The most serious constraint when running high-throughput upstream optimization studies is the simultaneous need for scaledown and real-time analysis (for example, process analytic technology). “It’s hard to have both,” says Ann D’Ambruoso, product manager, small-scale technologies, Applikon Biotechnology. Sensors for very small-scale bioreactors, for example MBRs, lack the capabilities of those employed in larger vessels. Moreover any process volume drawn for analysis from a milliliter-scale reaction well represents a significant proportion of the total volume.

But whatever their shortcomings, MBRs provide much finer control of dissolved oxygen, pH, and temperature than shake flasks or deep-well microplates. “There is still much to be gained by studying just those factors in a design-of-experiment or screening scaledown experiment, even if you cannot control as closely as at 5 or 50 L,” D’Ambruoso adds.

The MBR’s huge advantage is statistical power—the ability to run replicates that would not be possible at 5 L. Applikon’s micro-Matrix product, for example, provides two dozen 5 mL reactors. “There are certainly plusses and minuses operating at 5 mL scale, but the ease of use and flexibility for today’s microbioreactors makes such experiments extremely valuable in decision-making. You can introduce design-of-experiment variables, and control accuracy is still quite good despite the small volumes,” D’Ambruoso explains.

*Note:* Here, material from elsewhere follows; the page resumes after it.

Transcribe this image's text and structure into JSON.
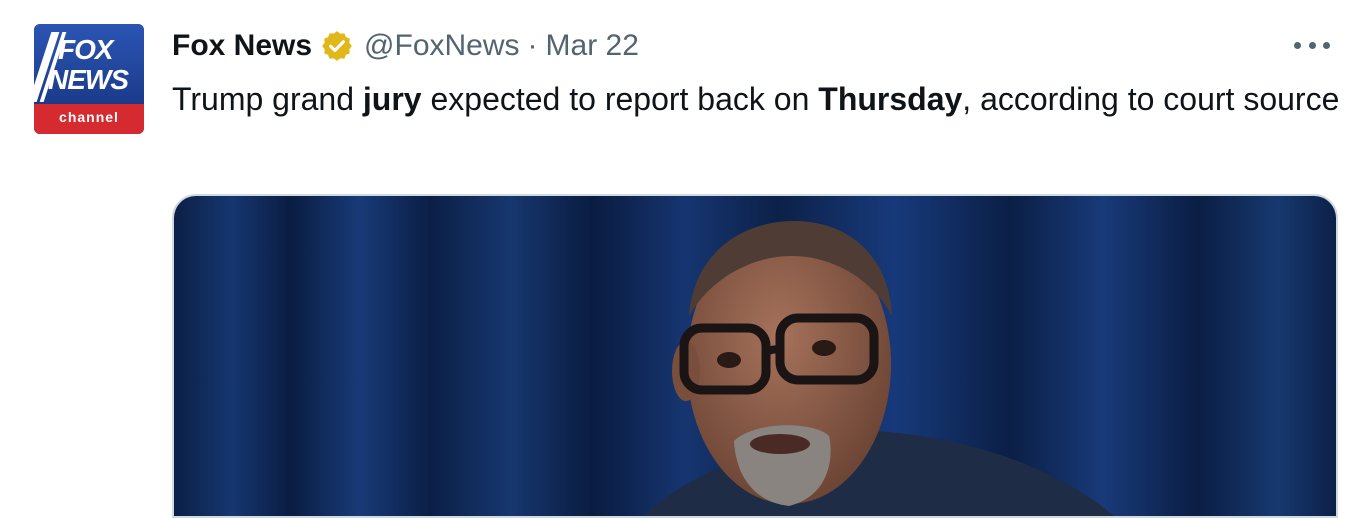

Some variability exists around MBR inputs and outputs—the best development stage to begin utilizing MBRs, and the most likely post-MBR step or scale.

D’Ambruoso rejects a one-size-fits-all strategy: “True, an MBR is great for screening media and other process conditions. But the information you get out is much more valuable than with other low-volume technologies because cultures grown in MBRs approach the cell densities of a much larger bioreactor.

“You won’t get the exact same process because of the nature of stirring and mixing differences, but cell density is important. It helps process developers get much closer to an informative decision.”

Several Applikon customers, for example, have asked about MBR applications to replace some plate-based screenings. Detecting highly productive clones is significantly easier in a 5 mL MBR than from a 50 μL microplate well.

Sometimes decisions come down to budget and lab space. “Microbioreactors are more expensive than microplates,” D’Ambruoso remarks. “It’s a function of what fits into their facility and what they can afford.”